Financially speaking, everything you own, all your assets and personal belongings, can be converted into soya beans. If you own a car, your car is worth a certain amount of soya beans. Your clothes, your computer, your sunglasses, can be sold, and you can purchase soya beans with the proceeds. You don't object to that idea, right? You probably would say, "why in the world would anyone sell everything they own to buy soya beans". But I tried to tell you several times that the question is not relevant to what can be said once we agree on the convertibility between assets and soya beans - or between ideas and words.
The fact that everything you own amounts to a big pile of soya beans has an important consequence. Market imperfections aside, it means a big pile of soya beans can be converted into stuff that is far more useful to you than useless beans. If you are an investor, you can buy and sell soya beans, make a profit, turn that profit into stuff you need, without ever swallowing a soya bean, or even touching it. If an investor in commodities were to follow your line of thinking, he would never trade soya beans, for he has no use for them. It boggles my mind that you can't see the problem with your position.

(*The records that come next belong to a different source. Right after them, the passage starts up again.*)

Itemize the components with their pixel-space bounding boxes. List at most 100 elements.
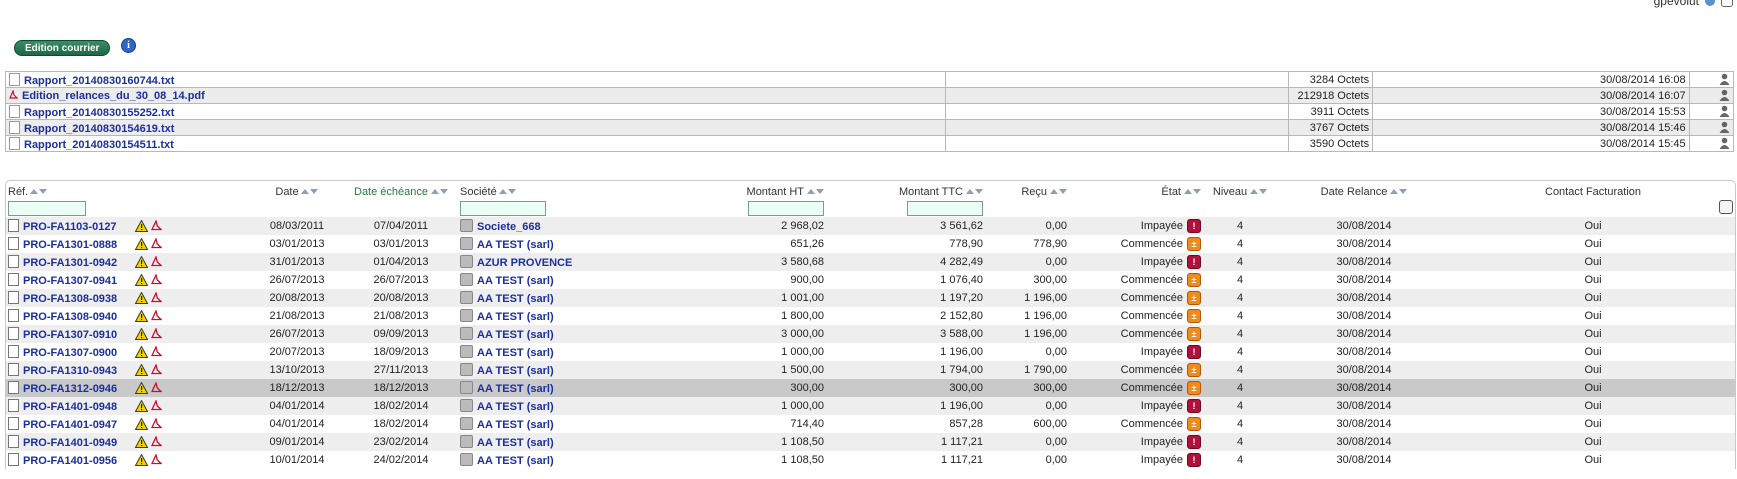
invoice-ref-link[interactable]: PRO-FA1301-0888: [23, 239, 135, 251]
file-link[interactable]: Edition_relances_du_30_08_14.pdf: [22, 90, 205, 102]
invoice-ref-link[interactable]: PRO-FA1307-0941: [23, 275, 135, 287]
pdf-icon[interactable]: [151, 292, 163, 304]
username[interactable]: gpevolut: [1654, 0, 1699, 8]
warning-icon[interactable]: [135, 382, 148, 394]
company-link[interactable]: AA TEST (sarl): [477, 311, 554, 323]
person-icon[interactable]: [1719, 73, 1730, 85]
invoice-ref-link[interactable]: PRO-FA1401-0947: [23, 419, 135, 431]
company-link[interactable]: AA TEST (sarl): [477, 455, 554, 467]
pdf-icon[interactable]: [151, 238, 163, 250]
company-link[interactable]: AA TEST (sarl): [477, 275, 554, 287]
warning-icon[interactable]: [135, 274, 148, 286]
col-amount-ht[interactable]: Montant HT: [692, 181, 826, 199]
edition-courrier-button[interactable]: Edition courrier: [14, 40, 111, 56]
invoice-ref-link[interactable]: PRO-FA1301-0942: [23, 257, 135, 269]
warning-icon[interactable]: [135, 346, 148, 358]
pdf-icon[interactable]: [151, 454, 163, 466]
warning-icon[interactable]: [135, 436, 148, 448]
col-ref[interactable]: Réf.: [6, 181, 250, 199]
pdf-icon[interactable]: [151, 436, 163, 448]
invoice-ref-link[interactable]: PRO-FA1103-0127: [23, 221, 135, 233]
warning-icon[interactable]: [135, 364, 148, 376]
col-date[interactable]: Date: [250, 181, 344, 199]
person-icon[interactable]: [1719, 105, 1730, 117]
sort-icon[interactable]: [1183, 185, 1201, 194]
table-row[interactable]: PRO-FA1307-0941 26/07/2013 26/07/2013 AA T…: [6, 271, 1735, 289]
company-link[interactable]: AZUR PROVENCE: [477, 257, 572, 269]
invoice-ref-link[interactable]: PRO-FA1307-0910: [23, 329, 135, 341]
table-row[interactable]: PRO-FA1307-0900 20/07/2013 18/09/2013 AA T…: [6, 343, 1735, 361]
table-row[interactable]: PRO-FA1310-0943 13/10/2013 27/11/2013 AA T…: [6, 361, 1735, 379]
warning-icon[interactable]: [135, 220, 148, 232]
pdf-icon[interactable]: [151, 400, 163, 412]
pdf-icon[interactable]: [151, 220, 163, 232]
table-row[interactable]: PRO-FA1401-0949 09/01/2014 23/02/2014 AA T…: [6, 433, 1735, 451]
company-link[interactable]: AA TEST (sarl): [477, 419, 554, 431]
info-icon[interactable]: i: [121, 38, 136, 53]
warning-icon[interactable]: [135, 328, 148, 340]
person-icon[interactable]: [1719, 89, 1730, 101]
sort-icon[interactable]: [430, 185, 448, 194]
warning-icon[interactable]: [135, 454, 148, 466]
company-filter-input[interactable]: [460, 200, 546, 216]
sort-icon[interactable]: [1389, 185, 1407, 194]
table-row[interactable]: PRO-FA1301-0942 31/01/2013 01/04/2013 AZUR…: [6, 253, 1735, 271]
company-link[interactable]: AA TEST (sarl): [477, 365, 554, 377]
col-due-date[interactable]: Date échéance: [344, 181, 458, 199]
amount-ht-filter-input[interactable]: [748, 200, 824, 216]
invoice-ref-link[interactable]: PRO-FA1401-0949: [23, 437, 135, 449]
pdf-icon[interactable]: [151, 346, 163, 358]
table-row[interactable]: PRO-FA1308-0940 21/08/2013 21/08/2013 AA T…: [6, 307, 1735, 325]
col-company[interactable]: Société: [458, 181, 692, 199]
company-link[interactable]: AA TEST (sarl): [477, 437, 554, 449]
warning-icon[interactable]: [135, 418, 148, 430]
table-row[interactable]: PRO-FA1401-0948 04/01/2014 18/02/2014 AA T…: [6, 397, 1735, 415]
person-icon[interactable]: [1719, 121, 1730, 133]
lock-icon[interactable]: [1721, 0, 1733, 7]
sort-icon[interactable]: [1049, 185, 1067, 194]
warning-icon[interactable]: [135, 238, 148, 250]
person-icon[interactable]: [1719, 137, 1730, 149]
pdf-icon[interactable]: [151, 364, 163, 376]
company-link[interactable]: AA TEST (sarl): [477, 383, 554, 395]
invoice-ref-link[interactable]: PRO-FA1308-0938: [23, 293, 135, 305]
table-row[interactable]: PRO-FA1401-0947 04/01/2014 18/02/2014 AA T…: [6, 415, 1735, 433]
col-reminder-date[interactable]: Date Relance: [1277, 181, 1451, 199]
select-all-checkbox[interactable]: [1719, 199, 1733, 214]
warning-icon[interactable]: [135, 292, 148, 304]
table-row[interactable]: PRO-FA1308-0938 20/08/2013 20/08/2013 AA T…: [6, 289, 1735, 307]
globe-icon[interactable]: [1705, 0, 1715, 6]
table-row[interactable]: PRO-FA1312-0946 18/12/2013 18/12/2013 AA T…: [6, 379, 1735, 397]
file-link[interactable]: Rapport_20140830155252.txt: [24, 107, 174, 119]
table-row[interactable]: PRO-FA1103-0127 08/03/2011 07/04/2011 Soci…: [6, 217, 1735, 235]
pdf-icon[interactable]: [151, 418, 163, 430]
invoice-ref-link[interactable]: PRO-FA1308-0940: [23, 311, 135, 323]
company-link[interactable]: AA TEST (sarl): [477, 329, 554, 341]
pdf-icon[interactable]: [151, 256, 163, 268]
warning-icon[interactable]: [135, 310, 148, 322]
company-link[interactable]: AA TEST (sarl): [477, 293, 554, 305]
col-state[interactable]: État: [1069, 181, 1203, 199]
pdf-icon[interactable]: [151, 310, 163, 322]
invoice-ref-link[interactable]: PRO-FA1310-0943: [23, 365, 135, 377]
sort-icon[interactable]: [965, 185, 983, 194]
invoice-ref-link[interactable]: PRO-FA1312-0946: [23, 383, 135, 395]
company-link[interactable]: Societe_668: [477, 221, 541, 233]
table-row[interactable]: PRO-FA1301-0888 03/01/2013 03/01/2013 AA T…: [6, 235, 1735, 253]
pdf-icon[interactable]: [151, 328, 163, 340]
file-link[interactable]: Rapport_20140830160744.txt: [24, 75, 174, 87]
warning-icon[interactable]: [135, 256, 148, 268]
amount-ttc-filter-input[interactable]: [907, 200, 983, 216]
invoice-ref-link[interactable]: PRO-FA1401-0956: [23, 455, 135, 467]
company-link[interactable]: AA TEST (sarl): [477, 239, 554, 251]
pdf-icon[interactable]: [151, 382, 163, 394]
col-level[interactable]: Niveau: [1203, 181, 1277, 199]
col-received[interactable]: Reçu: [985, 181, 1069, 199]
sort-icon[interactable]: [806, 185, 824, 194]
file-link[interactable]: Rapport_20140830154511.txt: [24, 139, 174, 151]
pdf-icon[interactable]: [151, 274, 163, 286]
warning-icon[interactable]: [135, 400, 148, 412]
invoice-ref-link[interactable]: PRO-FA1307-0900: [23, 347, 135, 359]
sort-icon[interactable]: [30, 185, 48, 194]
file-link[interactable]: Rapport_20140830154619.txt: [24, 123, 174, 135]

When it comes to language, it is extremely important to know that, if you can express any idea in words, then the truths you find as a result of manipulating words according to the valid rules of the language will also be true ideas. For instance, if it is true that A is greater than B, and it is true that B is greater than C, then it's also true that A is greater than C,
regardless of what A, B, and C refer to. But that is not the most relevant aspect.
The really meaningful point about ideas being exchangeable with words is something a lot of people ignore, for they do not understand it: a statement that violates the rules of language cannot possibly correspond to a true idea. In terms of soya trade, that is equivalent to the fact that a piece of paper giving ownership to a ton of soya can't possibly be worth more or less than an actual ton of soya.
A truckful of soya beans is worth exactly the same as a piece of paper giving ownership to a truckful of soya beans; anyone making claims to the contrary is lying, probably with the purpose of taking advantage from people who do not understand the market as well as they do. And so it is with ideas: the world is filled with people claiming that their linguistically invalid statements stand for valid ideas nonetheless. A little knowledge of the relationship between language and ideas clearly shows that to be impossible.
You may still find that irrelevant. But at least I gave you what you have been asking for. Let's see what you do with it.